5. Tenir compte de la dynamique propre à chaque établissement

Longtemps le monde éducatif a vécu sur l’idée que le système scolaire reposait sur des règles qui s’imposent à tous et dont l’Etat délègue l’exercice aux enseignants. Ces règles imposaient des normes éducatives qui ne se discutaient pas.

L’idée que chaque établissement scolaire ait une identité, des problèmes qui lui sont propres, a émergé à la fin des années 1980, après que plusieurs études aurent montré qu’un établissement peut mieux fonctionner qu’un autre, qui a pourtant le même public scolaire.

Comme une personne, un établissement a une dynamique propre, qu’il est possible d’infléchir :
 soit par une stratégie hiérarchique : en renforçant le pouvoir des chefs d’établissement,
 soit par une stratégie du collectif : en renforçant le temps de rencontres, de débats, de travail collectif et en créant une collégialité, un consensus, des structures permettant l’implication et des choix éclairés pour tous.

La périodicité et le fonctionnement des réunions des conseils d’administration ne permettent pas de choisir et décider démocratiquement. Le SNES devrait réfléchir à par quoi le remplacer. Sûrement pas le « Conseil pédagogique » à la sauce Fillon, en tout cas !


6. Revoir la place des parents dans le système scolaire

Il faudrait, entre autres, impliquer et faire davantage de place aux parents, qui désertent de plus en plus les établissements, laissant ainsi la place au chef d’établissement. Le système français est celui où la place des parents est la plus réduite. Le dialogue parents-profs se fait en chiens de faïence...

C’est vrai que ce n’est pas facile de s’adresser à des parents : il faut expliquer, prendre des précautions pour tenir compte de l’affectif, interpréter les mots, les silences.

Sans doute faudrait-il changer notre regard sur les parents ? Se demander si c’est « normal » que les établissements soient fermés aux heures où les parents qui travaillent peuvent venir.

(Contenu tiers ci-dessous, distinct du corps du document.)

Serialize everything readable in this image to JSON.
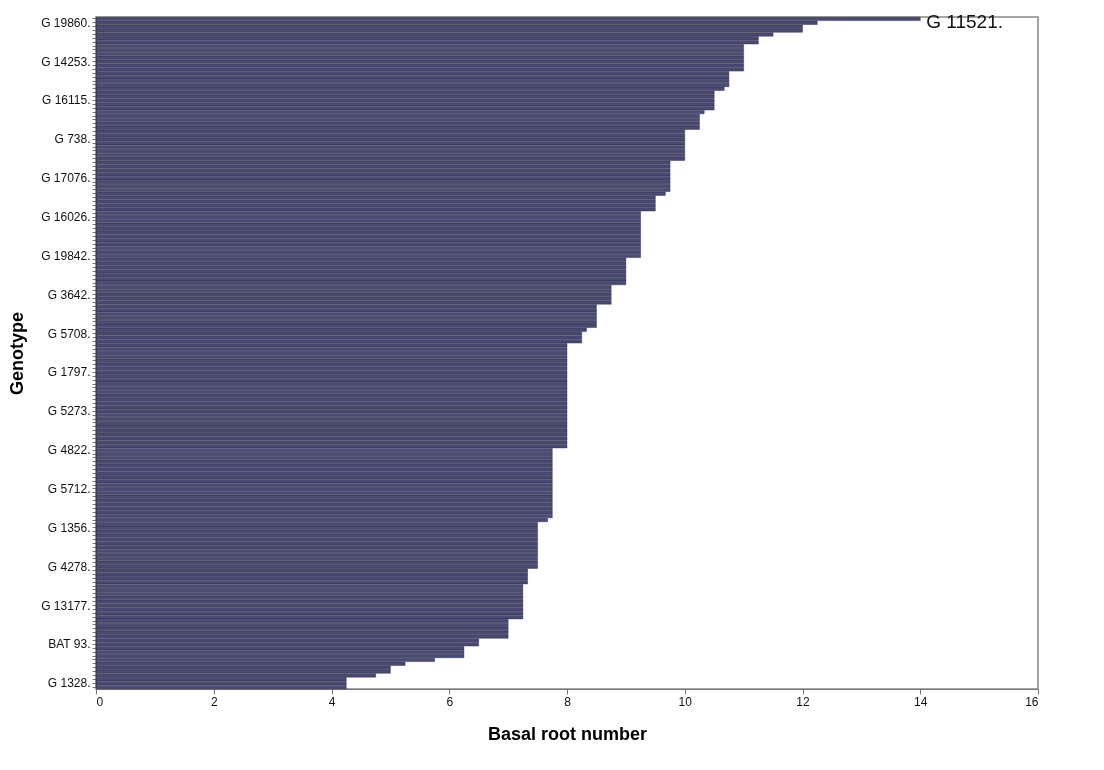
{
  "chart_data": {
    "type": "bar",
    "orientation": "horizontal",
    "xlabel": "Basal root number",
    "ylabel": "Genotype",
    "color": "#4a4b74",
    "xlim": [
      0,
      16
    ],
    "xticks": [
      0,
      2,
      4,
      6,
      8,
      10,
      12,
      14,
      16
    ],
    "grid": false,
    "annotations": [
      {
        "text": "G 11521.",
        "x": 14
      }
    ],
    "categories": [
      null,
      "G 19860.",
      null,
      null,
      null,
      null,
      null,
      null,
      null,
      null,
      null,
      "G 14253.",
      null,
      null,
      null,
      null,
      null,
      null,
      null,
      null,
      null,
      "G 16115.",
      null,
      null,
      null,
      null,
      null,
      null,
      null,
      null,
      null,
      "G  738.",
      null,
      null,
      null,
      null,
      null,
      null,
      null,
      null,
      null,
      "G 17076.",
      null,
      null,
      null,
      null,
      null,
      null,
      null,
      null,
      null,
      "G 16026.",
      null,
      null,
      null,
      null,
      null,
      null,
      null,
      null,
      null,
      "G 19842.",
      null,
      null,
      null,
      null,
      null,
      null,
      null,
      null,
      null,
      "G  3642.",
      null,
      null,
      null,
      null,
      null,
      null,
      null,
      null,
      null,
      "G  5708.",
      null,
      null,
      null,
      null,
      null,
      null,
      null,
      null,
      null,
      "G  1797.",
      null,
      null,
      null,
      null,
      null,
      null,
      null,
      null,
      null,
      "G  5273.",
      null,
      null,
      null,
      null,
      null,
      null,
      null,
      null,
      null,
      "G  4822.",
      null,
      null,
      null,
      null,
      null,
      null,
      null,
      null,
      null,
      "G  5712.",
      null,
      null,
      null,
      null,
      null,
      null,
      null,
      null,
      null,
      "G  1356.",
      null,
      null,
      null,
      null,
      null,
      null,
      null,
      null,
      null,
      "G  4278.",
      null,
      null,
      null,
      null,
      null,
      null,
      null,
      null,
      null,
      "G 13177.",
      null,
      null,
      null,
      null,
      null,
      null,
      null,
      null,
      null,
      "BAT  93.",
      null,
      null,
      null,
      null,
      null,
      null,
      null,
      null,
      null,
      "G  1328.",
      null
    ],
    "values": [
      14,
      12.25,
      12,
      12,
      11.5,
      11.25,
      11.25,
      11,
      11,
      11,
      11,
      11,
      11,
      11,
      10.75,
      10.75,
      10.75,
      10.75,
      10.67,
      10.5,
      10.5,
      10.5,
      10.5,
      10.5,
      10.33,
      10.25,
      10.25,
      10.25,
      10.25,
      10,
      10,
      10,
      10,
      10,
      10,
      10,
      10,
      9.75,
      9.75,
      9.75,
      9.75,
      9.75,
      9.75,
      9.75,
      9.75,
      9.67,
      9.5,
      9.5,
      9.5,
      9.5,
      9.25,
      9.25,
      9.25,
      9.25,
      9.25,
      9.25,
      9.25,
      9.25,
      9.25,
      9.25,
      9.25,
      9.25,
      9,
      9,
      9,
      9,
      9,
      9,
      9,
      8.75,
      8.75,
      8.75,
      8.75,
      8.75,
      8.5,
      8.5,
      8.5,
      8.5,
      8.5,
      8.5,
      8.33,
      8.25,
      8.25,
      8.25,
      8,
      8,
      8,
      8,
      8,
      8,
      8,
      8,
      8,
      8,
      8,
      8,
      8,
      8,
      8,
      8,
      8,
      8,
      8,
      8,
      8,
      8,
      8,
      8,
      8,
      8,
      8,
      7.75,
      7.75,
      7.75,
      7.75,
      7.75,
      7.75,
      7.75,
      7.75,
      7.75,
      7.75,
      7.75,
      7.75,
      7.75,
      7.75,
      7.75,
      7.75,
      7.75,
      7.75,
      7.67,
      7.5,
      7.5,
      7.5,
      7.5,
      7.5,
      7.5,
      7.5,
      7.5,
      7.5,
      7.5,
      7.5,
      7.5,
      7.33,
      7.33,
      7.33,
      7.33,
      7.25,
      7.25,
      7.25,
      7.25,
      7.25,
      7.25,
      7.25,
      7.25,
      7.25,
      7,
      7,
      7,
      7,
      7,
      6.5,
      6.5,
      6.25,
      6.25,
      6.25,
      5.75,
      5.25,
      5,
      5,
      4.75,
      4.25,
      4.25,
      4.25
    ]
  }
}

Fillon a bien compris le jeu d’hostilité qui s’est noué entre parents et profs et joue la carte de l’opposition entre parents et enseignants pour mettre les profs dans sa poche, par exemple en promettant des mesures pour renforcer notre autorité.

A nous de ne pas entrer dans ce cercle : nous n’avons rien à gagner, ni pour nous, ni pour les élèves, à considérer les parents comme ceux qui voudraient mettre un nez inquisiteur dans ce que nous faisons. Nos cours ne sentent pas si mauvais après tout et, qu’on soit parents ou profs (parfois les deux à la fois...), il est légitime d’avoir envie de respirer le même air que les enfants.